Grabbing a handful of donuts given 4 different flavors

Question

A student's teacher decided to bring donuts to class the day before break. In the teacher's munchkin box are 18 chocolate munchkins, 12 cinnamon munchkins, 14 powdered munchkins, and 7 glazed munchkins. The student grabs a handful of 8 munchkins.

How many different handfuls could the student have grabbed?

Since the munchkins of each flavor are identical I was thinking of using the stars and bars approach but I'm a little confused what to do with the number of each type.

Originally I was thinking there would be 3 bars to account for the 4 different donut types and $8$ stars to account for the handful of 8 munchkins taken by the student. However since there are a lot of chocolate munchkins the student will be more likely to grab more chocolate munchkins and my approach doesn't take this detail into consideration. Can someone help give me a hint on how to approach this question?

Answer 1

Stars and bars will work just fine. Assuming there are unlimited supplies of each type of doughnut, you get $\binom{8+3}3=165$ selections.

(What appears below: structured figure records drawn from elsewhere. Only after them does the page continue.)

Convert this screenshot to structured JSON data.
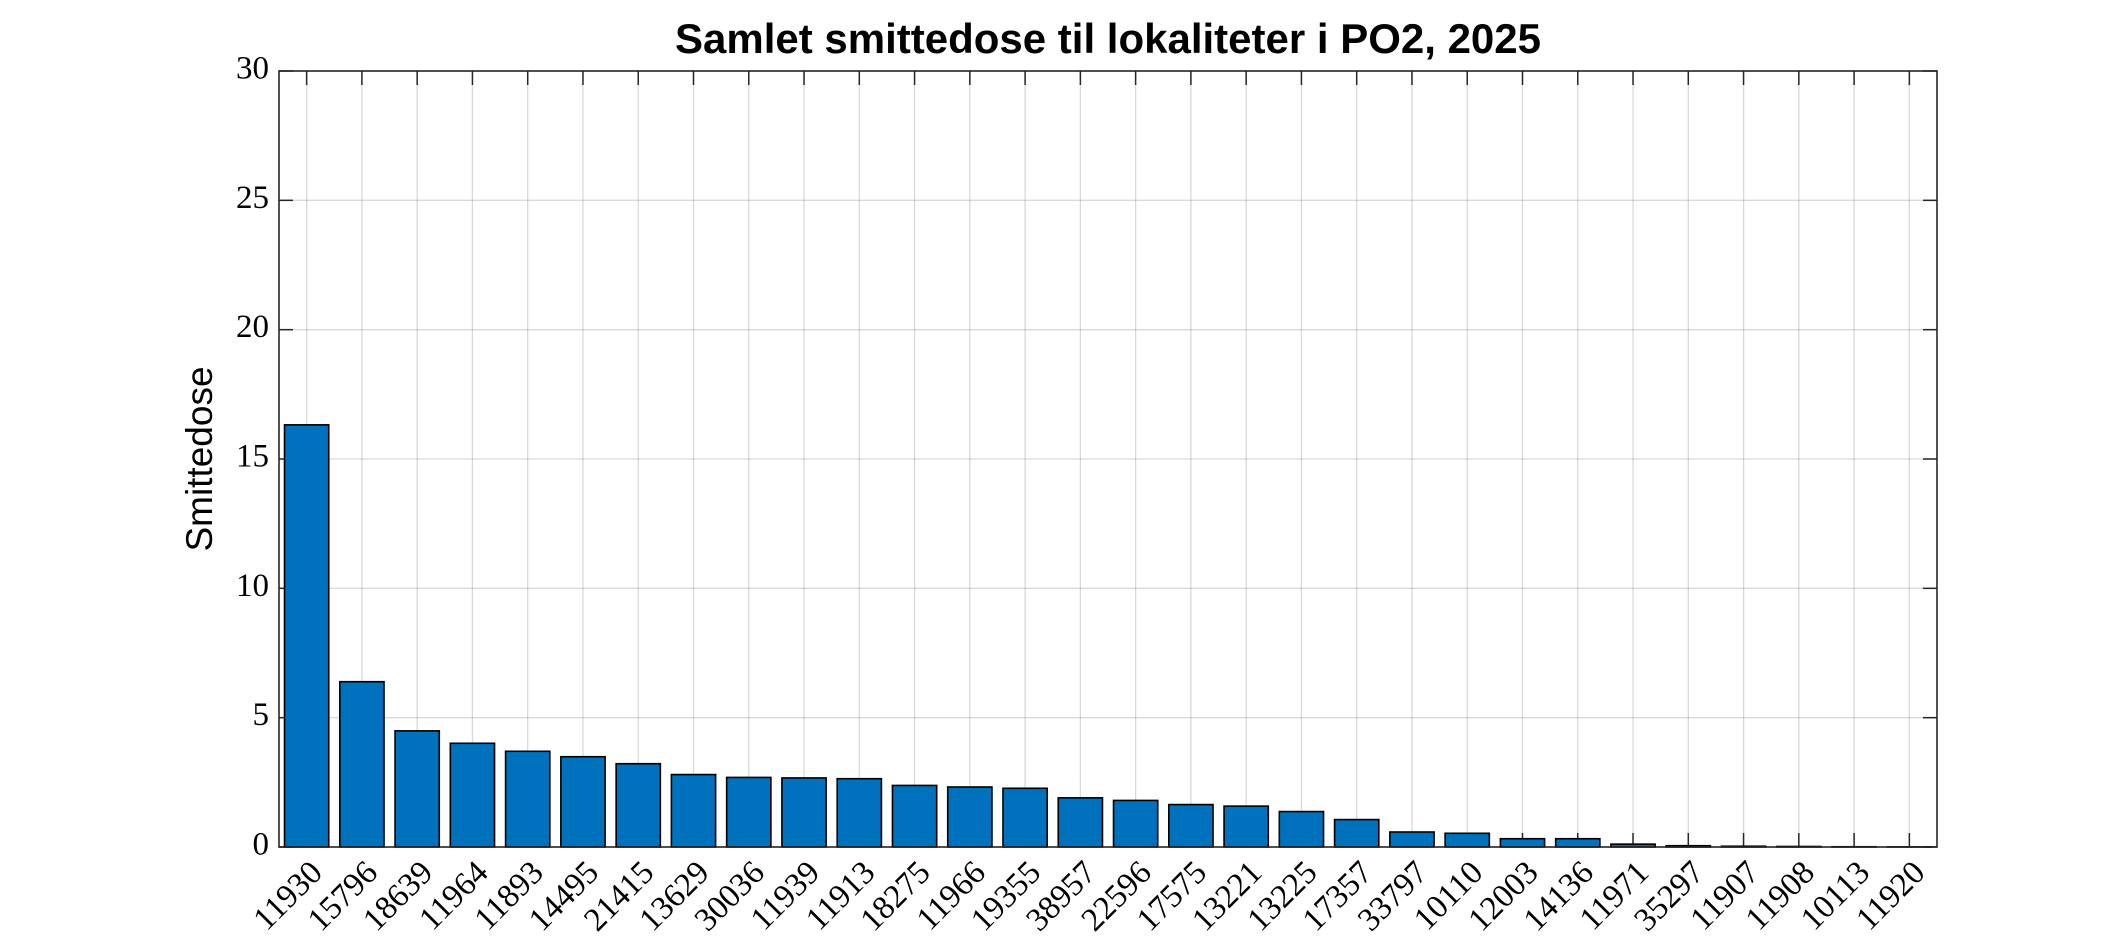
{
  "chart_data": {
    "type": "bar",
    "title": "Samlet smittedose til lokaliteter i PO2, 2025",
    "ylabel": "Smittedose",
    "categories": [
      "11930",
      "15796",
      "18639",
      "11964",
      "11893",
      "14495",
      "21415",
      "13629",
      "30036",
      "11939",
      "11913",
      "18275",
      "11966",
      "19355",
      "38957",
      "22596",
      "17575",
      "13221",
      "13225",
      "17357",
      "33797",
      "10110",
      "12003",
      "14136",
      "11971",
      "35297",
      "11907",
      "11908",
      "10113",
      "11920"
    ],
    "values": [
      16.32,
      6.39,
      4.49,
      4.01,
      3.7,
      3.49,
      3.22,
      2.8,
      2.69,
      2.67,
      2.64,
      2.38,
      2.32,
      2.27,
      1.9,
      1.8,
      1.64,
      1.58,
      1.37,
      1.06,
      0.58,
      0.53,
      0.32,
      0.32,
      0.11,
      0.05,
      0.03,
      0.02,
      0.01,
      0.005
    ],
    "color": "#0072bd",
    "ylim": [
      0,
      30
    ],
    "yticks": [
      0,
      5,
      10,
      15,
      20,
      25,
      30
    ],
    "grid": true
  }
}
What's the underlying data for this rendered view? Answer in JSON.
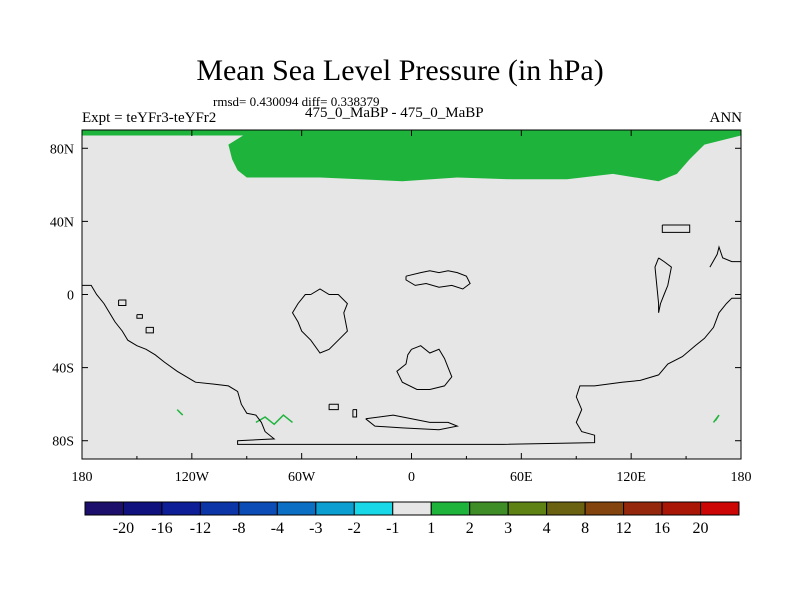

However, note that there are only seven glazed doughnuts, so we cannot have a selection of eight glazed doughnuts. All other selections are possible because there are at least eight of the other three types of doughnuts, so the correct number of selections the student can make is $165-1=164$.

Answer 2

$x_1 + x_2 + x_3 + x_4 = 8$

$0 \le x_1 \le 18$

$0 \le x_2 \le 12$

$0 \le x_3 \le 14 $

$0 \le x_4 \le 7 $

the limit $(18,12,14,7)$ are important only in case it is less than the sum required ($8$ here)

so first three inequalities don't matter.

Now if there had been no constraint on $x_4$, then the number of non-negative integral solution of: $$x_1+x_2+ ... + x_k = n$$ is $(n+k-1)C(k-1)$

Here $n = 8$, $k = 4 $, hence $11C3 = 165$
now due to limit in $x_4$ , only case left in the above solution is $(0,0,0,8) $

hence required number = $164 $